Fentanyl was present in 81 percent of overdose deaths in NYC last year; the substance has been present in nearly 80 percent of fatal overdoses in the city for the past five years.

“Everyone should have a candid, judgement-free conversation at your kitchen table about drugs and their danger,” Vasan concluded. “We’re all in this together.”

According to guidance issued by the New York State Department of Health, both someone who reports an overdose and a person who overdoses have “significant protections” under state law and will not be charged with drug possession, even if they shared the substances.

According to the CDC, there were 109,680 fatal overdoses reported in the U.S. in 2022. Of those deaths, 79,770 involved opioids.

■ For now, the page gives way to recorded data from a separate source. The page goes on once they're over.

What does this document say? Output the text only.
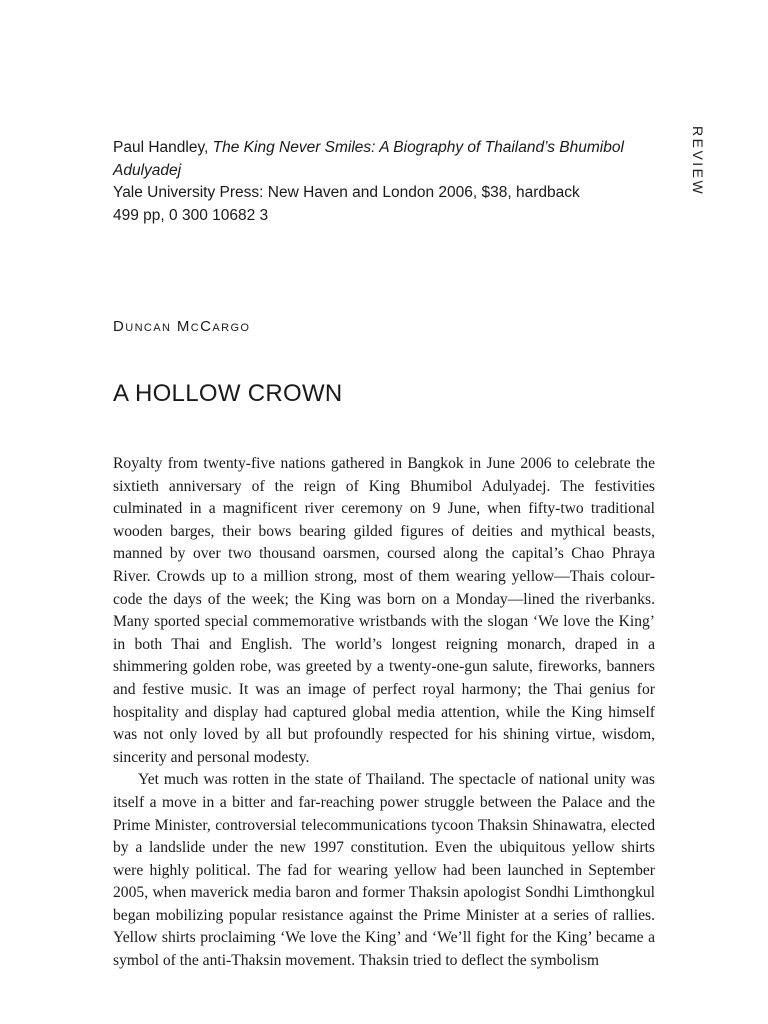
REVIEW
Paul Handley, The King Never Smiles: A Biography of Thailand’s Bhumibol
Adulyadej
Yale University Press: New Haven and London 2006, $38, hardback
499 pp, 0 300 10682 3
Duncan McCargo
A HOLLOW CROWN

Royalty from twenty-five nations gathered in Bangkok in June 2006 to celebrate the sixtieth anniversary of the reign of King Bhumibol Adulyadej. The festivities culminated in a magnificent river ceremony on 9 June, when fifty-two traditional wooden barges, their bows bearing gilded figures of deities and mythical beasts, manned by over two thousand oarsmen, coursed along the capital’s Chao Phraya River. Crowds up to a million strong, most of them wearing yellow—Thais colour-code the days of the week; the King was born on a Monday—lined the riverbanks. Many sported special commemorative wristbands with the slogan ‘We love the King’ in both Thai and English. The world’s longest reigning monarch, draped in a shimmering golden robe, was greeted by a twenty-one-gun salute, fireworks, banners and festive music. It was an image of perfect royal harmony; the Thai genius for hospitality and display had captured global media attention, while the King himself was not only loved by all but profoundly respected for his shining virtue, wisdom, sincerity and personal modesty.

Yet much was rotten in the state of Thailand. The spectacle of national unity was itself a move in a bitter and far-reaching power struggle between the Palace and the Prime Minister, controversial telecommunications tycoon Thaksin Shinawatra, elected by a landslide under the new 1997 constitution. Even the ubiquitous yellow shirts were highly political. The fad for wearing yellow had been launched in September 2005, when maverick media baron and former Thaksin apologist Sondhi Limthongkul began mobilizing popular resistance against the Prime Minister at a series of rallies. Yellow shirts proclaiming ‘We love the King’ and ‘We’ll fight for the King’ became a symbol of the anti-Thaksin movement. Thaksin tried to deflect the symbolism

Days after the NYC announcement, Senators Jeff Merkley (D., Ore.) and Rick Scott (R., Fla.) introduced the School Access to Naloxone Act, which aims to provide schools with funding for a naloxone supply and training employees to administer it. 

“Across the United States, the fentanyl crisis continues to rage and take the lives of innocent Americans,” Senator Scott said in a Wednesday statement. “I’ve talked to parents all across the Sunshine State who have dealt with the crushing loss of a child to fentanyl, and know too well that Florida has not been spared from this deadly crisis, and neither have our schools.”

In 2021, there were 1,146 adolescent overdose deaths in the United States. 

“Oregon currently faces the fastest growing drug-related death rate among teens in the entire nation — we must show up for our younger generations and present effective solutions to this crisis,” said Senator Merkley.

In 2020, Oregon voters approved a measure to decriminalize possession of all drugs, including heroin and methamphetamines, for personal use.

On the second annual Fentanyl Awareness Day in the United States, Senator Cory Booker (D., NJ) blocked the Fairness in Fentanyl Sentencing Act of 2023.